A person is obligated to show great care for orphans and widows because their spirits are very low and their feelings are depressed. This applies even if they are wealthy. We are commanded to [show this attention] even to a king's widow and his orphans as [implied by Exodus 22:21]: "Do not mistreat any widow or orphan."
How should one deal with them? One should only speak to them gently and treat them only with honor. One should not cause pain to their persons with [overbearing] work or aggravate their feelings with harsh words and [one should] show more consideration for their financial interests than for one's own. Anyone who vexes or angers them, hurts their feelings, oppresses them, or causes them financial loss transgresses this prohibition. Surely this applies if one beats them or curses them.
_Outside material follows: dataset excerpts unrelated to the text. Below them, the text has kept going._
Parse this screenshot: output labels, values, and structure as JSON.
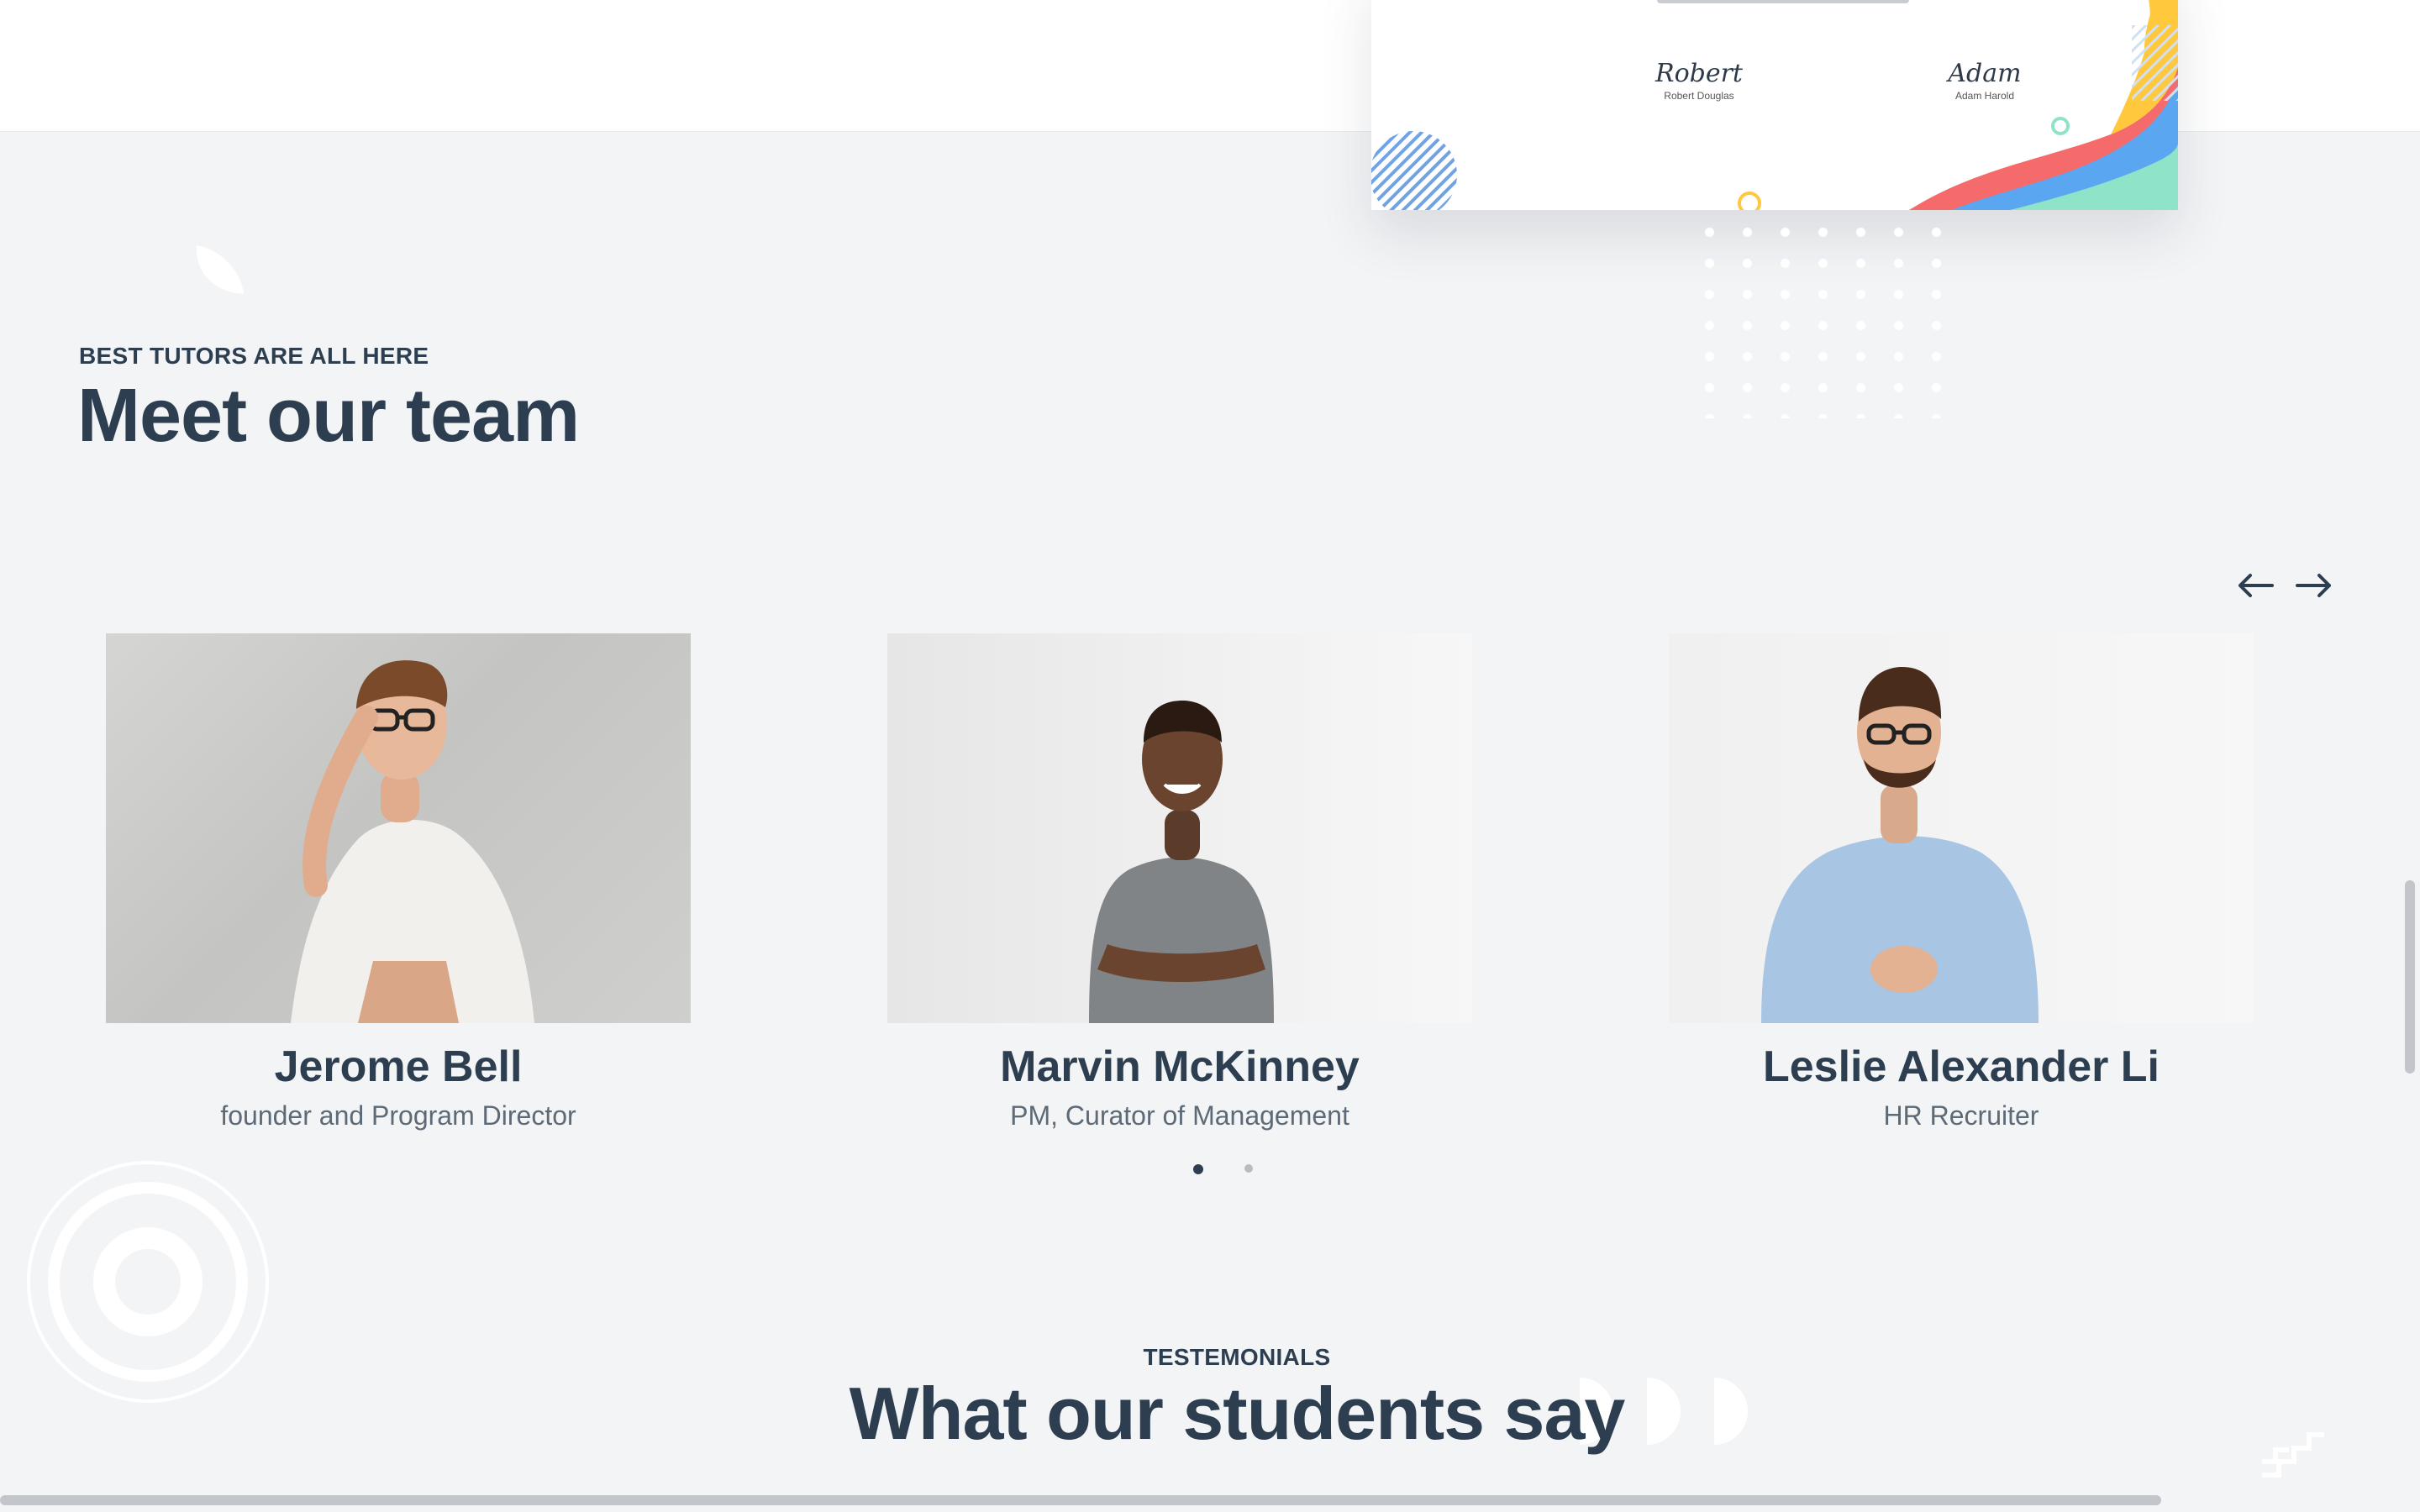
{
  "certificate": {
    "signatures": [
      {
        "script": "Robert",
        "name": "Robert Douglas"
      },
      {
        "script": "Adam",
        "name": "Adam Harold"
      }
    ]
  },
  "team": {
    "eyebrow": "BEST TUTORS ARE ALL HERE",
    "title": "Meet our team",
    "prev_icon": "arrow-left-icon",
    "next_icon": "arrow-right-icon",
    "members": [
      {
        "name": "Jerome Bell",
        "role": "founder and Program Director"
      },
      {
        "name": "Marvin McKinney",
        "role": "PM, Curator of Management"
      },
      {
        "name": "Leslie Alexander Li",
        "role": "HR Recruiter"
      }
    ],
    "pager": {
      "pages": 2,
      "active": 1
    }
  },
  "testimonials": {
    "eyebrow": "TESTEMONIALS",
    "title": "What our students say"
  },
  "colors": {
    "heading": "#2d3e50",
    "muted": "#5e6a76",
    "background": "#f3f4f6",
    "accent_yellow": "#ffc83d",
    "accent_blue": "#5aa6f0",
    "accent_red": "#f56b6b",
    "accent_mint": "#8fe3c8"
  }
}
Even though [a person who violates] this prohibition is not [liable for] lashes, the retribution one suffers for its [violation] is explicitly stated in the Torah (ibid. 22:23): "I will display My anger and slay you with the sword." There is a covenant between them and He who spoke and created the world that whenever they cry out because they have been wronged, they will be answered as [ibid.:22] states: "When they cry out to Me, I will surely hear their cry."
When does the above apply? When one causes them suffering for one's own purposes. However, it is permitted for a teacher to cause them suffering while teaching them Torah, or a craft, or in order to train them in proper behavior. Nevertheless, he should not treat them in the same manner as he treats others, but rather make a distinction with regard to them and treat them with gentility, great mercy, and honor for [Proverbs 22:22] states: "For God will take up their cause."
This applies to both those orphaned from their father and those orphaned from their mother. Until when are they considered orphans in the context [of this mitzvah]? Until they no longer need a mature individual to support, instruct, and care for them and are able to see to all their own needs by themselves, like other adults.